Mac et son contretemps

autobiographie - Enrique Vila-Matas - Page 3 Mac_et10


Mac, le narrateur, tient son journal en apprenti écrivain, projetant de réécrire Walter et son contretemps, « mémoires obliques » d’un ventriloque avec une seule voix (« la voix propre précisément si convoitée par les romanciers » ?) et roman oublié d’Ander Sánchez, son voisin du quartier du Coyote à Barcelone. Walter et son contretemps est en fait un recueil de nouvelles, chacune écrite en référence à un écrivain différent (« à la manière de »), formant un ensemble et contenant chacune des « moments assommants », qui correspondent à la confusion due à un abus d’alcool chez l’auteur.
Chaque chapitre/ entrée quotidienne contient une rubrique « Whoroscope » (puis « Oscope »), prolongée de développements titrés « & » :
« …] je lisais en général l’horoscope dans mon journal préféré et [que], même si ce qui y était prédit n’avait apparemment aucun lien avec moi, mon expérience de lecteur chevronné me faisait interpréter le texte de telle manière que ce qui y est dit s’ajuste parfaitement à ce qui m’est arrivé au long de la journée. »
Des réflexions comme celle-ci (m’)ouvrent des abîmes de perspectives sur la réécriture des souvenirs, l’égocentrisme, voire la suspension consentie de l'incrédulité chez le lecteur…
Vila-Matas use de son procédé habituel, entretisser vertigineusement des prémisses en explorant les possibilités scéniques sans (dit-il) savoir où il va aboutir, méthode qui trouve parfois ses limites, mais excelle dans ce roman.
« Car la méthode n’est pas mauvaise, des écrivains de tous les pays y ont recours : combiner des problèmes qui, à première vue, n’ont rien à voir entre eux en ayant bon espoir d’accéder à quelque chose qui se trouve dans le monde de l’indicible. »
C’est donc de vertigineux enchâssements d’intrigues aux multiples coïncidences, de labyrinthiques allers-retours dans les divers leitmotive, avec sa coutumière palette d’emprunts littéraires et nombre de thèmes s’entrecroisant, tels les répétitions, l’égolâtrie ou les livres « posthumes et inachevés », ou « posthumes falsifiés ». Bref ça fait beaucoup de nœuds, et je n’ai pas trop cherché à suivre précisément (sans compter que ça m’a paru un peu lassant sur la longueur…)
« …] les romans qui me plaisent sont toujours comme des boîtes chinoises, toujours remplis de contes. »

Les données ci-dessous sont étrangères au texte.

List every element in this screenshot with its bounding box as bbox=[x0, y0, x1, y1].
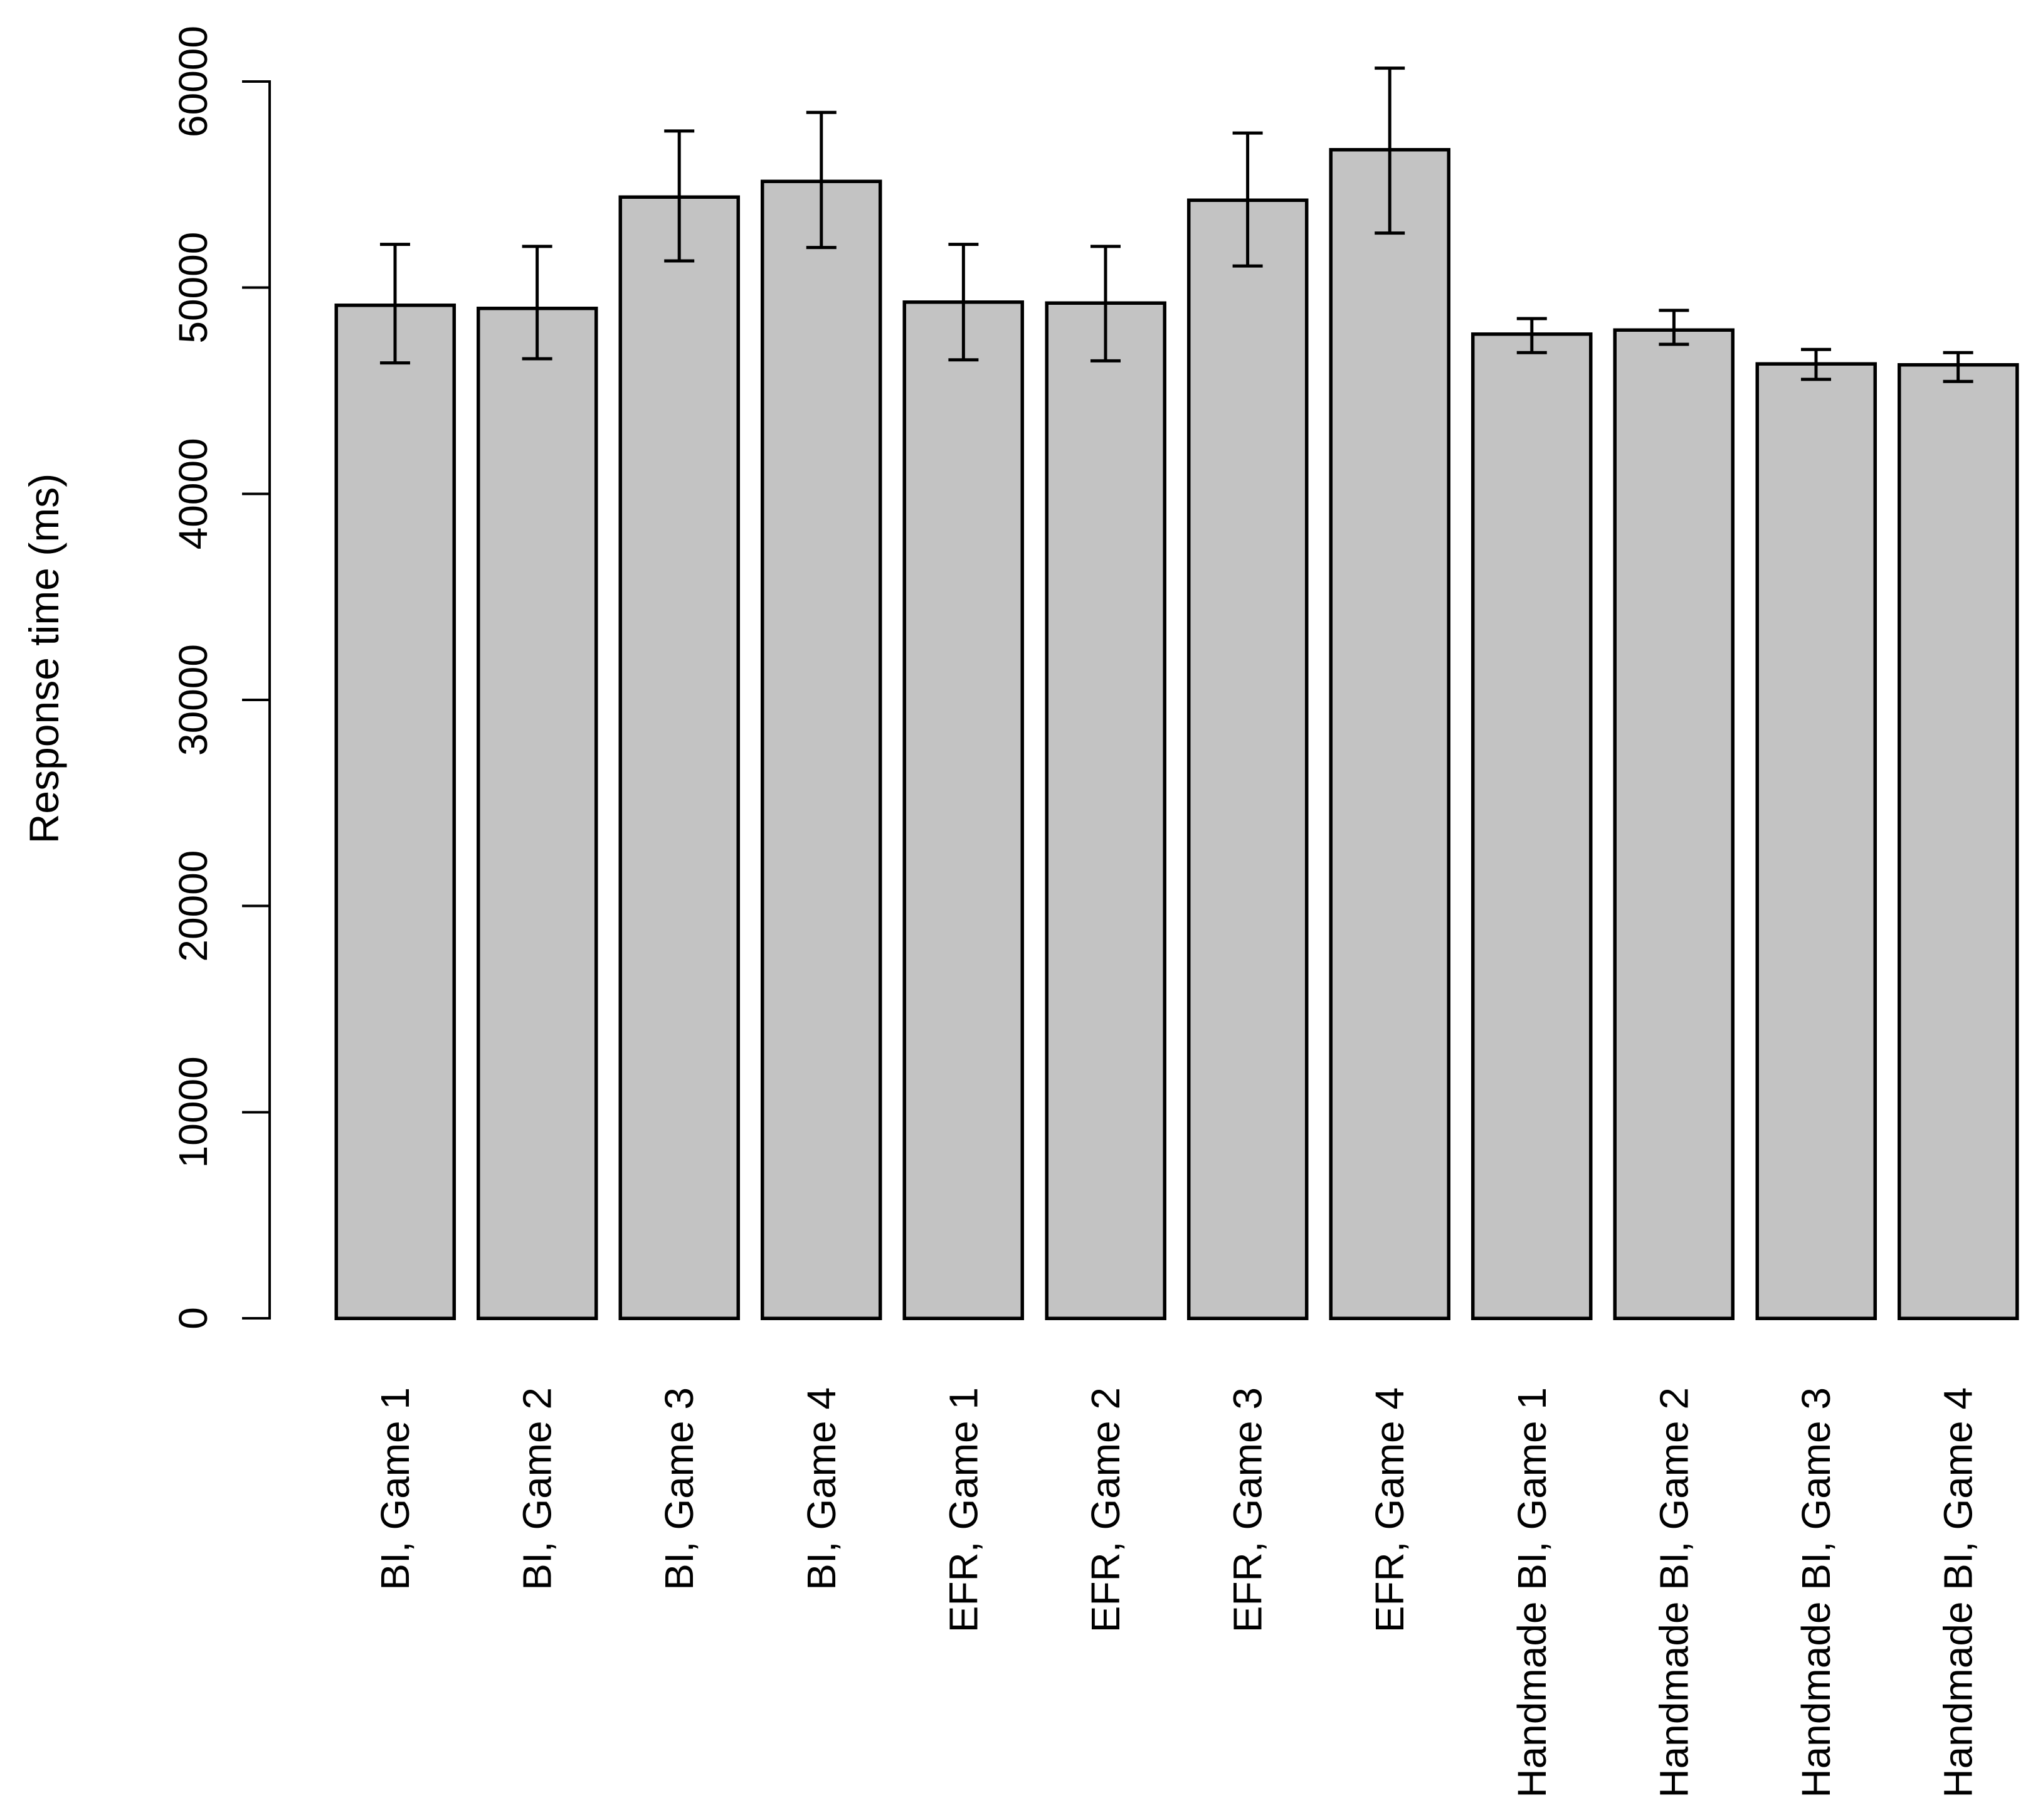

« Ce thème dans lequel je me suis vite immergé était la répétition, en particulier son importance dans la musique où tant les sons que les séquences ont l’habitude de se répéter, où personne ne met en doute que la répétition est fondamentale si elle se situe à un point d’équilibre entre les énoncés initiaux et les variations d’une composition. »
L’humour de Vila-Matas est aussi à son mieux (toute l’histoire étant bien sûr foutraque) :
« Je lui ai demandé si elle reviendrait vite et j’ai découvert, parce que c’est en ces termes qu’elle me l’a dit, que j’avais une habileté rare à la mettre de mauvaise humeur. »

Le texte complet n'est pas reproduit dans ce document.